Herbert looked dubious, but finally, after his companion had chaffed him a while, he agreed to make the venture. Roy gave full and complete directions about the manipulation of the motorcycle, and Rackliff, a trifle pale, finally mounted it and started down the incline.
"Turn the handles from you," shouted Roy. "Give her a little gas. There she goes. Now you're off."
"Now I'm on," muttered Herbert, as the engine began popping away beneath him; "but I may be off directly."

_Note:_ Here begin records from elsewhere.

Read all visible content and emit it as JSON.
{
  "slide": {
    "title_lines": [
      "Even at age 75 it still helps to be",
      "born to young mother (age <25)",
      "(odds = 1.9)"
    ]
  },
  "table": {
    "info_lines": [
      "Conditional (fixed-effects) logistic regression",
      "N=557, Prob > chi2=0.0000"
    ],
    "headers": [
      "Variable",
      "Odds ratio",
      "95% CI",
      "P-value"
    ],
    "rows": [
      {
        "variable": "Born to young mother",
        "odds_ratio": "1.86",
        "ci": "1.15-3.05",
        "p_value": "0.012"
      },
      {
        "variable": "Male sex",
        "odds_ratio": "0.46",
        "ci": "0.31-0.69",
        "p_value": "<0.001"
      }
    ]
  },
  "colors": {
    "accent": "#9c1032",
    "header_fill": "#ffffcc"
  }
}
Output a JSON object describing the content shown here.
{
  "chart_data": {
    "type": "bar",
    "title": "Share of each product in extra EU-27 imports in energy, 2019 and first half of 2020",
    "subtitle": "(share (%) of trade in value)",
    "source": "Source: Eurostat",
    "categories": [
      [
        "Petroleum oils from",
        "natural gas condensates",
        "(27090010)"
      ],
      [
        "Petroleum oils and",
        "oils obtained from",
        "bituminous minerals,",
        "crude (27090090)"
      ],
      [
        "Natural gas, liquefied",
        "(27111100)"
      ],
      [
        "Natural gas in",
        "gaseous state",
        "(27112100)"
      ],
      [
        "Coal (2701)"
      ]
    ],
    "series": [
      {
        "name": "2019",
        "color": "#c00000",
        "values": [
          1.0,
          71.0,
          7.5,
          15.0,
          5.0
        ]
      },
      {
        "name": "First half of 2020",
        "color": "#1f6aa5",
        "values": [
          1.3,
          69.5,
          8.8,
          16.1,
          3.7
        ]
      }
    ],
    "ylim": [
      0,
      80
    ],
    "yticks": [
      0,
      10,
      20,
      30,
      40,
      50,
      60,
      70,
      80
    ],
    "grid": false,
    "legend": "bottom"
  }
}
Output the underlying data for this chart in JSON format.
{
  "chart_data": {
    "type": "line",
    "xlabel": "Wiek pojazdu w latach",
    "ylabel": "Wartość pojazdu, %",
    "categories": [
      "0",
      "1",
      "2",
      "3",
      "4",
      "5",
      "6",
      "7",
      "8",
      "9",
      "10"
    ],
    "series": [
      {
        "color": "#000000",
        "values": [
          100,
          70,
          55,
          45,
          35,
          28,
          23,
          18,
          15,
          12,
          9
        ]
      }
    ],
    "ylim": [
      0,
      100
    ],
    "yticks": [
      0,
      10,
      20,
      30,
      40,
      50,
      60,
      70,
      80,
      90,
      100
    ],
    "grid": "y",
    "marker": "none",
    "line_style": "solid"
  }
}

Turning into the street, he barely escaped the gutter at the far side, and away he went, watched by Hooker, who had run out to the sidewalk. Remembering instructions, and following them faithfully, Rackliff speeded up the engine or slowed it down, as he desired, and soon his confidence rose. One of the street crossings gave him a bump that nearly threw him off, but he was prepared for the next, and took it easily. In a brief time he had covered the course laid out for him by his friend, and found himself back at Hooker's home, where he promptly shut off the gas, switched the spark, and, a little flushed, swung himself to the ground ere the machine fully stopped.
"Say, it is rather nifty," he beamed. "It's got ordinary hiking beaten to death. Don't know but I'd like to have one of the things myself. Never supposed I could ride one, but it isn't such a trick, after all."
"Of course, it isn't," agreed Hooker, "and I suppose after I get onto the knack of it I won't have any trouble keeping her running."
"If you don't mind, I think I'll practice on it a little now and then. Perhaps I might induce the governor to give me one, by way of atonement for his heartless treatment in sending me down here to school."
"Why, yes, you can practice up on mine," consented Roy slowly, a sudden troubled look coming to his face; "but I suppose if you got one it would be new and up to date, and make me feel ashamed of mine."
"Oh, come off," smiled Herbert soothingly. "If I had one we could pike around to the baseball games together, and we might be able to pick up a little easy money by betting on them-if we ever found anybody who had the nerve to bet with us. I kept myself supplied with pocket money in that fashion last year. Occasionally made a little something playing poker, but the games were always so small a fellow couldn't do much at them."
"Didn't you ever lose?"
"Well, not very often. I didn't bet to lose."
"I know, but how could you be sure of winning?"
Rackliff winked languidly and wisely. "As I told that chap from Barville, the fellow who bets on sympathy or loyalty is a chump. I always investigate matters pretty thoroughly, and then pick the side I believe has every prospect of winning. Sometimes it's possible to help one team or another along on the quiet. I'd like to know what Newt Copley thinks of the Barville nine. I'd depend on his judgment. I've got a tenner I'd like to set to work to double itself."
"You always have plenty of money," said Roy enviously. "I never had ten whole dollars at one time in my life."
"My poor, poverty-stricken comrade!" murmured Herbert, preparing to light a fresh cigarette. "I sympathize with you. Follow my lead, and you'll wear diamonds."